如何检测我的应用程序在 Qt 中失去焦点? [英] How to detect that my application lost focus in Qt?
问题描述
当鼠标光标悬停在某个小部件上时,我会显示一个弹出窗口,当鼠标离开该小部件时,我想隐藏此弹出窗口.
I'm displaying a popup window when the mouse cursor is over a certain widget and I'd like to hide this popup when the mouse leaves the widget.
为此,我重新实现了 leaveEvent()
.这似乎适用于所有情况,除非通过 Alt+Tab
切换到另一个应用程序.我发现我可能需要捕捉另一个事件,但不知何故我找不到合适的事件.你能推荐一个吗?
To do it, I reimplemented leaveEvent()
. This seems to work in all cases except when switching to another application by Alt+Tab
. I figured out that I probably need to catch another event, but somehow I can't find the proper one.
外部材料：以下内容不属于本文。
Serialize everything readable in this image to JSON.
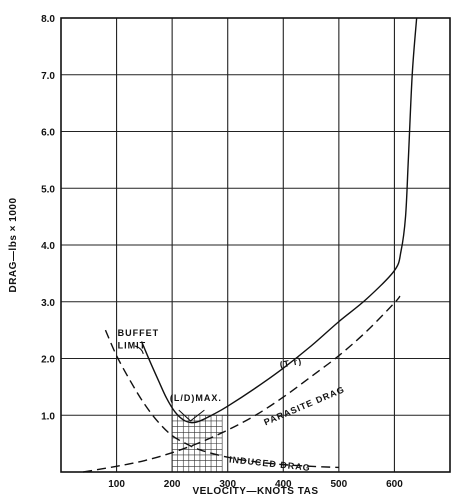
{
  "chart_data": {
    "type": "line",
    "xlabel": "VELOCITY—KNOTS TAS",
    "ylabel": "DRAG—lbs × 1000",
    "xlim": [
      0,
      700
    ],
    "ylim": [
      0,
      8
    ],
    "x_ticks": [
      "100",
      "200",
      "300",
      "400",
      "500",
      "600"
    ],
    "y_ticks": [
      "1.0",
      "2.0",
      "3.0",
      "4.0",
      "5.0",
      "6.0",
      "7.0",
      "8.0"
    ],
    "grid": true,
    "series": [
      {
        "name": "(T r)",
        "style": "solid",
        "x": [
          145,
          160,
          175,
          190,
          205,
          220,
          235,
          250,
          275,
          300,
          350,
          400,
          450,
          500,
          550,
          600,
          612,
          620,
          625,
          632,
          640
        ],
        "y": [
          2.3,
          1.95,
          1.62,
          1.3,
          1.06,
          0.92,
          0.87,
          0.9,
          1.02,
          1.16,
          1.48,
          1.83,
          2.22,
          2.65,
          3.05,
          3.55,
          3.9,
          4.5,
          5.5,
          7.0,
          8.0
        ]
      },
      {
        "name": "PARASITE DRAG",
        "style": "dashed",
        "x": [
          40,
          100,
          150,
          200,
          250,
          300,
          350,
          400,
          450,
          500,
          550,
          600,
          610
        ],
        "y": [
          0.0,
          0.1,
          0.2,
          0.34,
          0.52,
          0.74,
          1.0,
          1.32,
          1.68,
          2.05,
          2.48,
          2.98,
          3.1
        ]
      },
      {
        "name": "INDUCED DRAG",
        "style": "dashed",
        "x": [
          80,
          100,
          125,
          150,
          175,
          200,
          225,
          250,
          300,
          350,
          400,
          450,
          500
        ],
        "y": [
          2.5,
          2.05,
          1.6,
          1.2,
          0.88,
          0.64,
          0.5,
          0.39,
          0.26,
          0.18,
          0.13,
          0.1,
          0.08
        ]
      }
    ],
    "hatched_region": {
      "x": [
        200,
        290
      ],
      "y": [
        0,
        1
      ]
    },
    "annotations": [
      {
        "id": "buffet",
        "lines": [
          "BUFFET",
          "LIMIT"
        ]
      },
      {
        "id": "ld",
        "text": "(L/D)MAX."
      },
      {
        "id": "tr",
        "text": "(T r)"
      },
      {
        "id": "parasite",
        "text": "PARASITE DRAG"
      },
      {
        "id": "induced",
        "text": "INDUCED DRAG"
      }
    ]
  }
}
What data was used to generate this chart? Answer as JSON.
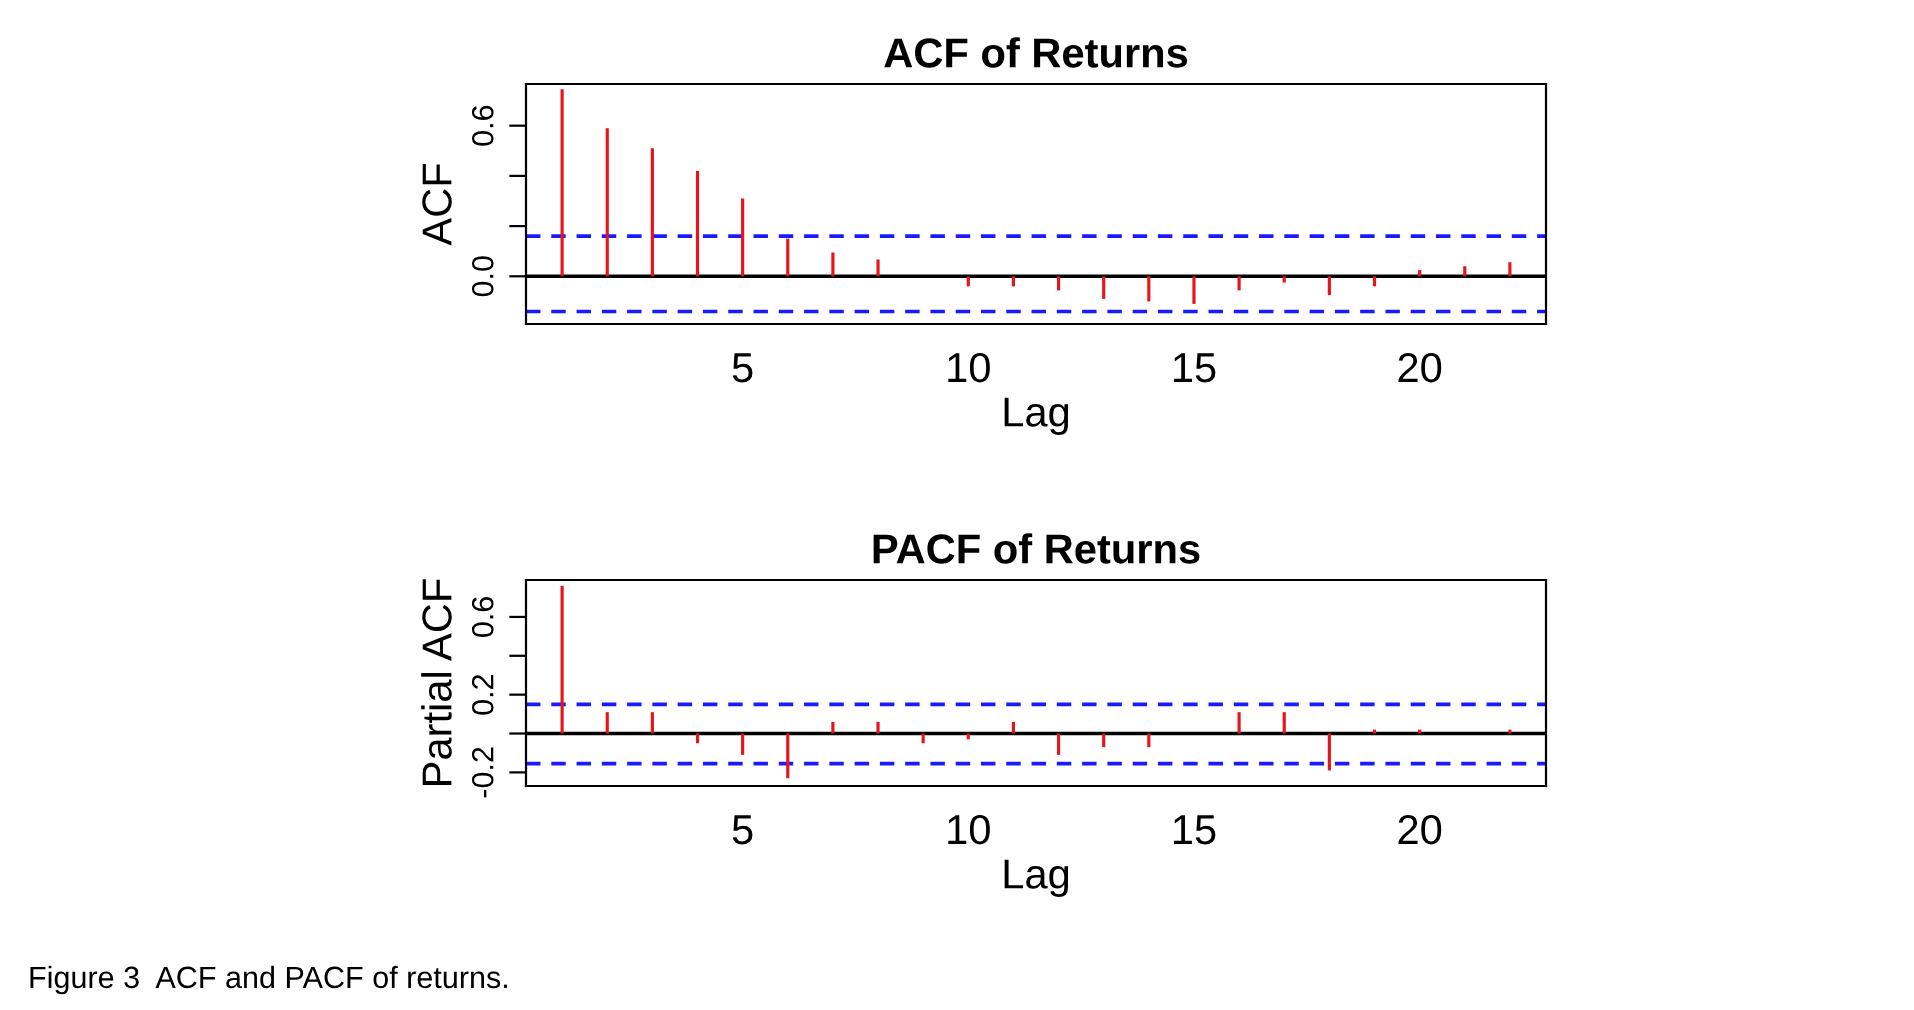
{
  "chart_data": [
    {
      "type": "bar",
      "title": "ACF of Returns",
      "xlabel": "Lag",
      "ylabel": "ACF",
      "color": "#e8141c",
      "x": [
        1,
        2,
        3,
        4,
        5,
        6,
        7,
        8,
        9,
        10,
        11,
        12,
        13,
        14,
        15,
        16,
        17,
        18,
        19,
        20,
        21,
        22
      ],
      "values": [
        0.745,
        0.59,
        0.51,
        0.42,
        0.31,
        0.15,
        0.095,
        0.067,
        0,
        -0.04,
        -0.04,
        -0.056,
        -0.09,
        -0.1,
        -0.11,
        -0.056,
        -0.025,
        -0.075,
        -0.04,
        0.025,
        0.04,
        0.056
      ],
      "xlim": [
        0.2,
        22.8
      ],
      "xticks": [
        5,
        10,
        15,
        20
      ],
      "ylim": [
        -0.19,
        0.766
      ],
      "yticks": [
        {
          "value": 0.0,
          "label": "0.0"
        },
        {
          "value": 0.2,
          "label": null
        },
        {
          "value": 0.4,
          "label": null
        },
        {
          "value": 0.6,
          "label": "0.6"
        }
      ],
      "ref_lines": [
        {
          "axis": "y",
          "value": 0,
          "color": "#000000",
          "line_style": "solid"
        },
        {
          "axis": "y",
          "value": 0.16,
          "color": "#1a1aff",
          "line_style": "dashed"
        },
        {
          "axis": "y",
          "value": -0.14,
          "color": "#1a1aff",
          "line_style": "dashed"
        }
      ]
    },
    {
      "type": "bar",
      "title": "PACF of Returns",
      "xlabel": "Lag",
      "ylabel": "Partial ACF",
      "color": "#e8141c",
      "x": [
        1,
        2,
        3,
        4,
        5,
        6,
        7,
        8,
        9,
        10,
        11,
        12,
        13,
        14,
        15,
        16,
        17,
        18,
        19,
        20,
        21,
        22
      ],
      "values": [
        0.76,
        0.11,
        0.11,
        -0.05,
        -0.11,
        -0.23,
        0.06,
        0.06,
        -0.05,
        -0.03,
        0.06,
        -0.11,
        -0.07,
        -0.07,
        0,
        0.11,
        0.11,
        -0.19,
        0.02,
        0.02,
        0,
        0.02
      ],
      "xlim": [
        0.2,
        22.8
      ],
      "xticks": [
        5,
        10,
        15,
        20
      ],
      "ylim": [
        -0.27,
        0.79
      ],
      "yticks": [
        {
          "value": -0.2,
          "label": "-0.2"
        },
        {
          "value": 0.0,
          "label": null
        },
        {
          "value": 0.2,
          "label": "0.2"
        },
        {
          "value": 0.4,
          "label": null
        },
        {
          "value": 0.6,
          "label": "0.6"
        }
      ],
      "ref_lines": [
        {
          "axis": "y",
          "value": 0,
          "color": "#000000",
          "line_style": "solid"
        },
        {
          "axis": "y",
          "value": 0.15,
          "color": "#1a1aff",
          "line_style": "dashed"
        },
        {
          "axis": "y",
          "value": -0.155,
          "color": "#1a1aff",
          "line_style": "dashed"
        }
      ],
      "annotations": [
        "Figure 3  ACF and PACF of returns."
      ]
    }
  ]
}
Can you suggest one?
推荐答案
您要查找的事件是 QEvent::ApplicationDeactivate
:应用程序已暂停,用户无法使用".
The event you are looking for is QEvent::ApplicationDeactivate
: "The application has been suspended, and is unavailable to the user".
您可以在您的 QApplication
实例上安装一个事件过滤器来捕捉这个事件.请参阅QObject::installEventFilter(QObject*)的文档代码>
了解更多详情.
You can install an event filter on your QApplication
instance to catch this event. See the documentation for QObject::installEventFilter(QObject*)
for more details how this works.
自 Qt 5.2 起,QEvent::ApplicationDeactivate
事件已被弃用.在 Qt 5.2(或更高版本)中识别应用程序何时停用的正确方法是使用 QGuiApplication::applicationStateChanged(Qt::ApplicationState state)
信号.
Since Qt 5.2 the QEvent::ApplicationDeactivate
event is deprecated. The correct way to identify when an application is deactivated in Qt 5.2 (or later) is to use the QGuiApplication::applicationStateChanged(Qt::ApplicationState state)
signal.
这篇关于如何检测我的应用程序在 Qt 中失去焦点?的文章就介绍到这了,希望我们推荐的答案对大家有所帮助,也希望大家多多支持IT屋!